After nearly 12 months of intense work, monthly teleconference meetings and hundreds of emails sent back and forth across the country, team members on the National Institutes of Health (NIH) grant (1U19AI113048-01), were able to gather in person for the first time to discuss progress on this groundbreaking research project.
Hosted by Principal Investigator, Dr. Marc Baum, president of the Oak Crest Institute of Science, the first IPCP (Integrated Preclinical/Clinical Program) Annual Meeting was held July 15-17, 2015, in Pasadena, CA. The meeting brought together key personnel, Project and Core Leaders, and other stakeholders to review Year 1 activities on the grant project and to discuss activities to meet Year 2 specific aims.
Researchers from Oak Crest were awarded the $20 million grant from the NIH in August 2014 to systematically develop an intravaginal ring capable of delivering potent antiretroviral drugs to prevent the spread of sexually transmitted HIV in women.
The five-year grant is funded under the NIH U19 Program, a mechanism that funds collaborative projects involving multiple institutions.
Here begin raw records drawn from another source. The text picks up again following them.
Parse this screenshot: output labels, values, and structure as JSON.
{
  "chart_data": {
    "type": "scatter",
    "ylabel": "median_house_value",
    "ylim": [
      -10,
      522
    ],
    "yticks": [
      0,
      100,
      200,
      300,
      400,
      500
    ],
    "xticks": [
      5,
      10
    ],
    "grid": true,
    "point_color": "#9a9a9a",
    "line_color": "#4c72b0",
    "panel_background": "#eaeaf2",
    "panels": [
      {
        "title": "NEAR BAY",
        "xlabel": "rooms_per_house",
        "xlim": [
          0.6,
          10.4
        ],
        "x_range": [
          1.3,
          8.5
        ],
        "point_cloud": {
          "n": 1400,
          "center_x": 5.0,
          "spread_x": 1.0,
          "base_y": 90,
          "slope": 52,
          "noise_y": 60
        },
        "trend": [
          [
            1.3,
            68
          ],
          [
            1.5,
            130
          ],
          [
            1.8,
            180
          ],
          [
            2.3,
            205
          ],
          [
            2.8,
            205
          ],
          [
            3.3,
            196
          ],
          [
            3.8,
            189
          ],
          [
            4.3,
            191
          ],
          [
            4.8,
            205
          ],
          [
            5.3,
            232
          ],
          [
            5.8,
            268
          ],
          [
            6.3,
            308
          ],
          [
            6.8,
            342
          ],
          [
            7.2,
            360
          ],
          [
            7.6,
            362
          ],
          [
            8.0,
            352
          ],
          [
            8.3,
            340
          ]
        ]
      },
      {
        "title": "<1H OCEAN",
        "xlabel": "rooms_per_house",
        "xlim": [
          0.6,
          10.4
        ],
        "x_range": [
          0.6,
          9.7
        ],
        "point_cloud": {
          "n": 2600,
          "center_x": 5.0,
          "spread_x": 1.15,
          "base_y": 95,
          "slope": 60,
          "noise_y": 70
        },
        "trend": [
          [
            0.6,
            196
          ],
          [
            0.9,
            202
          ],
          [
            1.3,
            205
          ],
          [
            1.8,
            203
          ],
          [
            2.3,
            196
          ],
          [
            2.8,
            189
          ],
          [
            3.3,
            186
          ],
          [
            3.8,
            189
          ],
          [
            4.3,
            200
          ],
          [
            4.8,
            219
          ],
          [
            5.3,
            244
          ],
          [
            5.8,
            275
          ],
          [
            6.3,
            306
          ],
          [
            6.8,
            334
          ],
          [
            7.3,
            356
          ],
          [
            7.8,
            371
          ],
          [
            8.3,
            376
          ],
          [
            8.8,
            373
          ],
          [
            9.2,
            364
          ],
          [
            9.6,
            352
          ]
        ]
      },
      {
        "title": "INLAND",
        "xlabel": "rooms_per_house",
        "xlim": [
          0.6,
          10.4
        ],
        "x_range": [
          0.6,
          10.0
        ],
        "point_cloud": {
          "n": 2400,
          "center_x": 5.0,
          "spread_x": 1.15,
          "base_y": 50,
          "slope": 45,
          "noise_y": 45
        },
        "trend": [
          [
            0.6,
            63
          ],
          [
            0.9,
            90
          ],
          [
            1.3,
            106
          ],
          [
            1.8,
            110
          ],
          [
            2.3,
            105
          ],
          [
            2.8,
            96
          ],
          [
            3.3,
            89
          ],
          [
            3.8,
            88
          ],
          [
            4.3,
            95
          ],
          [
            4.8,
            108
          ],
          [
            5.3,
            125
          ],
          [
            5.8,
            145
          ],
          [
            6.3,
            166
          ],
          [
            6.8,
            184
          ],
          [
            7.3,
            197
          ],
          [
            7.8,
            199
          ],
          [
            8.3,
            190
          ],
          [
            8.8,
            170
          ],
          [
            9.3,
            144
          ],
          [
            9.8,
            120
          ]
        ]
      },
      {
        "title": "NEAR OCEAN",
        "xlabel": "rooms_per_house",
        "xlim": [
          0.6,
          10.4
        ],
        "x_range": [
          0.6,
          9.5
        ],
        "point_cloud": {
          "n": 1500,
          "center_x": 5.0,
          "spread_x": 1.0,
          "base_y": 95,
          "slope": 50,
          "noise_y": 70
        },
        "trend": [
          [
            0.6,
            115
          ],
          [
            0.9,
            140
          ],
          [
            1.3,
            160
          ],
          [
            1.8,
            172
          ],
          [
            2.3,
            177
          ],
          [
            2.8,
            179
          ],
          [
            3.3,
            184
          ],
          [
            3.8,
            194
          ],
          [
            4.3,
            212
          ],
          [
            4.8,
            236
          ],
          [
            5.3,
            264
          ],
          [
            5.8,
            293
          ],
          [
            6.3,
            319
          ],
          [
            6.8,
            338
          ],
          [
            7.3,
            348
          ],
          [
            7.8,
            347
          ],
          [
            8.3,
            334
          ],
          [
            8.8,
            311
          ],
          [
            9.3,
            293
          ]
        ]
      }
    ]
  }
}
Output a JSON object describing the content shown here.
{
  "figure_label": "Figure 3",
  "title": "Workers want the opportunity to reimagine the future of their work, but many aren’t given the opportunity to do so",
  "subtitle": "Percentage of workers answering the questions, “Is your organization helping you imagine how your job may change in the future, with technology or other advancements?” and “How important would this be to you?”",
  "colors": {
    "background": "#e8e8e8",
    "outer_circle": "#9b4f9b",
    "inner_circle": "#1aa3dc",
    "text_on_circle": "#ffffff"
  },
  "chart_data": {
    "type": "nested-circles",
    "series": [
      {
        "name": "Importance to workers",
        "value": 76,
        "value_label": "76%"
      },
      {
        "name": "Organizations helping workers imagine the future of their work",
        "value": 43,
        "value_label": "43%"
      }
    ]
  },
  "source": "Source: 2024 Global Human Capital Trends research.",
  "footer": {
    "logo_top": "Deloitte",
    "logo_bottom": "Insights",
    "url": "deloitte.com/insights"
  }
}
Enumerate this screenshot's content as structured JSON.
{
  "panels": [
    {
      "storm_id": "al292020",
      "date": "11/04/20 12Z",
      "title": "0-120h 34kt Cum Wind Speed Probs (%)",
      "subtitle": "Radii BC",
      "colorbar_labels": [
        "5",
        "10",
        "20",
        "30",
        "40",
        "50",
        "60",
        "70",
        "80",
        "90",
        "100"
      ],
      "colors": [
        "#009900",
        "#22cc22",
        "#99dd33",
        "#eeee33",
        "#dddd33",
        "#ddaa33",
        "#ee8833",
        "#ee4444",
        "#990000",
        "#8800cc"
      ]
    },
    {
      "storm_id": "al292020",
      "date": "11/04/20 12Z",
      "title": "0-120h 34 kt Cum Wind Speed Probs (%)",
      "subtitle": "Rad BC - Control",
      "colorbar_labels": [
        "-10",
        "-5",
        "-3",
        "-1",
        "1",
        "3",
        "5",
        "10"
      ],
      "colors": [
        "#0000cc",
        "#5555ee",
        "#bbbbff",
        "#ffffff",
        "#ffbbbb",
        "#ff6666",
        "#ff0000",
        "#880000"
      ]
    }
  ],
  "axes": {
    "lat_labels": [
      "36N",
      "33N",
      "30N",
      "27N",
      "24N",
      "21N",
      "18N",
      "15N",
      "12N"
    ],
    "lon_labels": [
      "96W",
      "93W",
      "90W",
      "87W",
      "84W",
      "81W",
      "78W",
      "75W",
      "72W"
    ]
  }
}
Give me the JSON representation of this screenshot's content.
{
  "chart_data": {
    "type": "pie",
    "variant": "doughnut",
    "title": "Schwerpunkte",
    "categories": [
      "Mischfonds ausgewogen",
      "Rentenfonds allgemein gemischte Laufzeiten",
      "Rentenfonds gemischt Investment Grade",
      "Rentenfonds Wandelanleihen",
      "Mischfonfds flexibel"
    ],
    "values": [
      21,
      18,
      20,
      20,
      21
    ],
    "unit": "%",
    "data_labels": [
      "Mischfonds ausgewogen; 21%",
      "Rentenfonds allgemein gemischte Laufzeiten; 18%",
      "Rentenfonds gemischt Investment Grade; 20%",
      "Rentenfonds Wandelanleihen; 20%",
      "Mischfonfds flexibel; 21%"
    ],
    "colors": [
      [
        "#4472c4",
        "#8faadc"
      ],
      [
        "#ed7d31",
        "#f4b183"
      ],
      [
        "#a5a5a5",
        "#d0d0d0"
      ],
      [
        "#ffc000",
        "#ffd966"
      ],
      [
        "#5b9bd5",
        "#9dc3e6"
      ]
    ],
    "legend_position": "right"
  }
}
Oak Crest is the lead institution in this collaboration that also includes teams of researchers from the Centers for Disease Control and Prevention, the University of Texas Medical Branch, Johns Hopkins Medical Institutions, Scripps Research Institute, the University of California, Los Angeles, Vanderbilt University, Miriam Hospital and Auritec Pharmaceuticals, among others.
As part of the grant funding guidelines, team members involved in the NIH U19 Program must meet in person at least once a year to present their research findings and discuss progress and challenges that they have encountered during the past 12 months. To kick off the meeting participants at the first IPCP Annual Meeting spent Wednesday evening enjoying lively conversation and food during a reception and dinner at a local favorite, the Bodega at Paseo Colorado in Pasadena.
On Thursday, team members assembled for a day of presentations and networking at The Botanical Center, The Huntington Library, Art Collections and Botanical Gardens. Presenters from the four Project Areas updated attendees on activities and findings in each of the key research areas. Special guests included Drs. Lawrence Stanberry, David Martin and Thomas Moench, members of the IPCP Scientific Advisory Panel. In addition, close to a dozen junior researchers from Oak Crest attended the daylong event. To document the proceedings and include members who were unable to attend, the presentations were made available via live web-cam streaming using GoToMeeting.com.
“This was truly a unique event,” said Dr. Baum. “Our young scientists at Oak Crest, many of whom have not even finished their college degrees, had the chance to converse with top notch researchers from some of the most prestigious institutions in the country. They were able to discuss groundbreaking advances in drug formulations that are urgently needed to overcome inadequate disease treatment and prevention in the developing world. Where else would they have this type of amazing opportunity?” commented Dr. Baum.
To close out the first IPCP Annual Meeting, Project and Core Leaders met Friday morning at the Westin Hotel in Pasadena for breakfast and a general scientific session, which was followed by a planning session for Year 2 activities.
“The entire U19 team has worked tirelessly on this project for the past year,” added Dr. Baum. “The opportunity to bring this amazing team together in person, to network, socialize and plan for the future, further solidified our dedication to each other and to the Program. We have made significant progress in these first 12 months and are looking forward to continuing this trend in the months ahead,” he added.
Based on the success of this first meeting, preparations have begun for the Second IPCP Annual Meeting to be held April 27-29, 2016.